Rondo For Granger+Hill and Asik+Lin for Deron Willimas: Christmas Day Trade Rumours

Boston's phone has been ringing off the hook as season with teams expressing an interest in Rajon Rondo.

Boston’s phone has been ringing off the hook as season with teams expressing an interest in Rajon Rondo.

It is no secret that Omer ASik has requested a trade.  Repeatedly.  Likewise, with the Boston Celtics in re-build mode, a number of teams have made inquiries into obtaining All-Star point guard Rajon Rondo.  It seems that a trade between the two teams was inevitable, but apparently things have fallen through.  In place of a trade centered around Asik and Rondo, however, have spouted two rumours.  A Boston/Indy deal that would see the Indiana Pacers send Danny Granger, George Hill and a first round pick to Boston in exchange for Rondo, and a deal between the reeling Brooklyn Nets and the Houston Rockets that would send Asik and Jeremy Lin to Brooklyn in exchange for Deron Williams.  But would these trades help out all of the teams in question

 

The trade between the Pacers and the Celtics looks good for both teams on paper.  Boston would not only get an All-Star in Granger back in the deal, but the starting point guard for the East’s best team, as well as a future first-round pick.  If you are re-building, there isn’t a much better package that you could hope for.  Granger is a gamble because of his recent injuries, but, because he is an expiring contract, he isn’t as high a risk.
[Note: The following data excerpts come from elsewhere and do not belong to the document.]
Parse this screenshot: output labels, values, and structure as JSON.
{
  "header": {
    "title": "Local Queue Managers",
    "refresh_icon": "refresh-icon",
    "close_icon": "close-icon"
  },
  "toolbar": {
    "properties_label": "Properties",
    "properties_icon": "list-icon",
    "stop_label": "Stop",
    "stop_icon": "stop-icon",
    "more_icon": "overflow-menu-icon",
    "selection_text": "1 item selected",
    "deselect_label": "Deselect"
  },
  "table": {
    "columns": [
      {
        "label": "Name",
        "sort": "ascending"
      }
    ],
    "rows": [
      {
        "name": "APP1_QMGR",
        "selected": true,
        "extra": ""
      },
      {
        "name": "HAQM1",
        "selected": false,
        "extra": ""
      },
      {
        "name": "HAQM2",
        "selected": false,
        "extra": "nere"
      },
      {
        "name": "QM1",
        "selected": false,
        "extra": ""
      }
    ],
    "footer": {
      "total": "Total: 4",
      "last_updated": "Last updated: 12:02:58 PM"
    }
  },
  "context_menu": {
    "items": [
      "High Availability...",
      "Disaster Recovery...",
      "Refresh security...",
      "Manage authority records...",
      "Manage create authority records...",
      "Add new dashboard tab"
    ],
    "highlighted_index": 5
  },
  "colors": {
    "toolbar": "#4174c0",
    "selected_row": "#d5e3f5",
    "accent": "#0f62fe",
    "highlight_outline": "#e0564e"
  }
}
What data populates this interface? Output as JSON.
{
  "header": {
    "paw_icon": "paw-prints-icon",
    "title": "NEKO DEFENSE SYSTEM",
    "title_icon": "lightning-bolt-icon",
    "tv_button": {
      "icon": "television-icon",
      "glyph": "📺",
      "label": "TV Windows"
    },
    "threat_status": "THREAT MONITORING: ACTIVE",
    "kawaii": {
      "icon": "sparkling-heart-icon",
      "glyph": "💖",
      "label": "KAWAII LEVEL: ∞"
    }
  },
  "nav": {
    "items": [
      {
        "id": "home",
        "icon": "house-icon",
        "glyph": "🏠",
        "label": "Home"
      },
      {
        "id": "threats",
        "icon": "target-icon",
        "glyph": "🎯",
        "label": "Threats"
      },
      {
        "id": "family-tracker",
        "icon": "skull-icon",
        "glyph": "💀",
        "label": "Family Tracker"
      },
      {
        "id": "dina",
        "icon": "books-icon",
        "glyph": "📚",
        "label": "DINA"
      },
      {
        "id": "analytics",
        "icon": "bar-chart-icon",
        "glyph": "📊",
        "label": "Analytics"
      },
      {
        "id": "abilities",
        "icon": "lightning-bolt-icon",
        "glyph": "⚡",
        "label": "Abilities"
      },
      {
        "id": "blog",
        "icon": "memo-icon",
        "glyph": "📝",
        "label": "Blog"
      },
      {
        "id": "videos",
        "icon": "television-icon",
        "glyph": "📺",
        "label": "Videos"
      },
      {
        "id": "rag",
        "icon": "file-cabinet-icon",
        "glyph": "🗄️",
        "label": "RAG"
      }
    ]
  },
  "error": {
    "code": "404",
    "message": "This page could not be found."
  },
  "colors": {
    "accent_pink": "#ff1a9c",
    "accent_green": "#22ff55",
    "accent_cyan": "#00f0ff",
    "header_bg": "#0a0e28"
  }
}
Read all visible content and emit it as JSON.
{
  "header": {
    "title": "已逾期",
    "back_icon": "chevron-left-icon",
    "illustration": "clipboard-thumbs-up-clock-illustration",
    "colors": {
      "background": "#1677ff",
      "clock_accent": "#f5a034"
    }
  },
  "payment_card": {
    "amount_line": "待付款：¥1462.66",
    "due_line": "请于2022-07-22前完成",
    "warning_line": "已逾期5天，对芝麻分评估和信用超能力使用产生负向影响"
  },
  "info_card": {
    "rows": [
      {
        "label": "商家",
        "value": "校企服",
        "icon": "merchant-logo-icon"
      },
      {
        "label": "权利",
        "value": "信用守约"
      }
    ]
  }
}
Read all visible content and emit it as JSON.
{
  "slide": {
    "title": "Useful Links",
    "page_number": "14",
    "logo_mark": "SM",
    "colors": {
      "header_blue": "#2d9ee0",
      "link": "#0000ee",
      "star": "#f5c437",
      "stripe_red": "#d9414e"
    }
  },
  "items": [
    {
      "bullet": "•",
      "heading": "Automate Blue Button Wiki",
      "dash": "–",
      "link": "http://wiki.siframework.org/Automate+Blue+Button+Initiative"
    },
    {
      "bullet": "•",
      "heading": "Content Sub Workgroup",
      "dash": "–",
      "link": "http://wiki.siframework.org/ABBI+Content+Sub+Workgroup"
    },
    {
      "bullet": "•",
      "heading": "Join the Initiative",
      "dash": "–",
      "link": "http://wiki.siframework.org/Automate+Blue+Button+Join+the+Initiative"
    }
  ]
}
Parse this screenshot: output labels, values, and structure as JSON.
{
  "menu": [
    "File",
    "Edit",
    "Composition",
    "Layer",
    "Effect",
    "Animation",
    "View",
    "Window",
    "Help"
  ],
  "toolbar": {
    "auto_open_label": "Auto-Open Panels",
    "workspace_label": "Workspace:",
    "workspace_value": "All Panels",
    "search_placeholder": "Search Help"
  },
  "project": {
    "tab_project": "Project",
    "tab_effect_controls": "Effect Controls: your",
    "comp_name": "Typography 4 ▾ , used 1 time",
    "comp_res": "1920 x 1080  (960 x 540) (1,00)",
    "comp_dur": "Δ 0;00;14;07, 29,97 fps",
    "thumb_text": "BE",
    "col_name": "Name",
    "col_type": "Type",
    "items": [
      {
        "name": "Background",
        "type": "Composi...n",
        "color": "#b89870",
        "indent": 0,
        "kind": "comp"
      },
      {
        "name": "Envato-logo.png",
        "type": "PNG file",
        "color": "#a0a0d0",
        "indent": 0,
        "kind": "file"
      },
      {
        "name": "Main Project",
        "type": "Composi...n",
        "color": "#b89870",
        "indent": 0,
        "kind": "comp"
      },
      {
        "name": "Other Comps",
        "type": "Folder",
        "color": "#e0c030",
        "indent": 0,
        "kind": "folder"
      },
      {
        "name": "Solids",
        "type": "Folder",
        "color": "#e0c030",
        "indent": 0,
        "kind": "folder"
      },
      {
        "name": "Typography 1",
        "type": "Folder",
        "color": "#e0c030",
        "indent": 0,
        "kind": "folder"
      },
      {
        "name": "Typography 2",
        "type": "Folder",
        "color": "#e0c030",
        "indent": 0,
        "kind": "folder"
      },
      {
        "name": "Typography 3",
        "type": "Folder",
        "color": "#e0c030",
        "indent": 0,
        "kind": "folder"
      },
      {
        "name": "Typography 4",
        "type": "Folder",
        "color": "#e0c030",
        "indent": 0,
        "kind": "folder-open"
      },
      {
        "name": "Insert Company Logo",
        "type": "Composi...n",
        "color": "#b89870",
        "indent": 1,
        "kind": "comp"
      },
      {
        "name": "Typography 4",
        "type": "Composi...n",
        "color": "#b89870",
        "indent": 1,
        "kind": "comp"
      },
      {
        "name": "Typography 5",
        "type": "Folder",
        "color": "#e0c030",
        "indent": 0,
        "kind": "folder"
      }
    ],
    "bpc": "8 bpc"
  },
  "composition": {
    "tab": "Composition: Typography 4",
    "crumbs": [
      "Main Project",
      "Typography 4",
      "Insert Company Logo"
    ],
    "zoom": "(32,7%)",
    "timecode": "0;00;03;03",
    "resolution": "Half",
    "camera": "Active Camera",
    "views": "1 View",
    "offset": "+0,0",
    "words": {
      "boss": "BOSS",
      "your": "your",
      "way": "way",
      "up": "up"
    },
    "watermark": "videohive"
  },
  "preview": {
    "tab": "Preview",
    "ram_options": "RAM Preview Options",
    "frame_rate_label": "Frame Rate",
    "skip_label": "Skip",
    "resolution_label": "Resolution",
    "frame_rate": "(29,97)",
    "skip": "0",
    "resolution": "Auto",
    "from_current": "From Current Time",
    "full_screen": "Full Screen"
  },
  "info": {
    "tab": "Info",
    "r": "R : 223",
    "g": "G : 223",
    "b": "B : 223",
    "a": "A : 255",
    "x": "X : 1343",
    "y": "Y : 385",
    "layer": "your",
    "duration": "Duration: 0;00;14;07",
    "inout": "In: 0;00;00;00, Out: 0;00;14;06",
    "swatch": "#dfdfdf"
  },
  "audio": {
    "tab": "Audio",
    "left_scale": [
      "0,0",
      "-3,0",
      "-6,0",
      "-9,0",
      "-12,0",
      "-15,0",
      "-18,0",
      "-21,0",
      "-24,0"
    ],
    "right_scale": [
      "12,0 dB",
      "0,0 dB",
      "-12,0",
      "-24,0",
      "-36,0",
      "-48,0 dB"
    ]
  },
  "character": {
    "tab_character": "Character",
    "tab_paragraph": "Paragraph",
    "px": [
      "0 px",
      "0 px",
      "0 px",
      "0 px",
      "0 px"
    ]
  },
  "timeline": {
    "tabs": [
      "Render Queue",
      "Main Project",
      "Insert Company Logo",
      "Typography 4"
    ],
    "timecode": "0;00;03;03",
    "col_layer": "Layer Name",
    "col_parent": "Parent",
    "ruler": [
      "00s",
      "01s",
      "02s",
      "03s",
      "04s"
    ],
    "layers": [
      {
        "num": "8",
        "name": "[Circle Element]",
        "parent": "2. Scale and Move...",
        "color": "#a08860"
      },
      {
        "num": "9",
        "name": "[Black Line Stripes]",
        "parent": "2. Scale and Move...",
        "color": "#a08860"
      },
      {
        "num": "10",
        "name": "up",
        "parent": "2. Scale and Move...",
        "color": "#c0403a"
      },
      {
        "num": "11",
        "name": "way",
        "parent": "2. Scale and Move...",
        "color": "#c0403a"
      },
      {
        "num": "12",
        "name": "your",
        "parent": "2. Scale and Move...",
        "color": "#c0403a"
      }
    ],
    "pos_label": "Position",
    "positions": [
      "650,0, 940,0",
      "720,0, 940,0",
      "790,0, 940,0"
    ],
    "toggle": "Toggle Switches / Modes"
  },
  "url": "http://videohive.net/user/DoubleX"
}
There is a chance that he doesn’t play well and/or bolts for another team in free agency, but at the very least the Celtics will clear a lot of cap space by unloading Rondo’s contract, and also pick up a draft pick in the process, not to mention a quality point guard. 

Danny Granger and George Hill could be headed to Boston.

Danny Granger and George Hill could be headed to Boston.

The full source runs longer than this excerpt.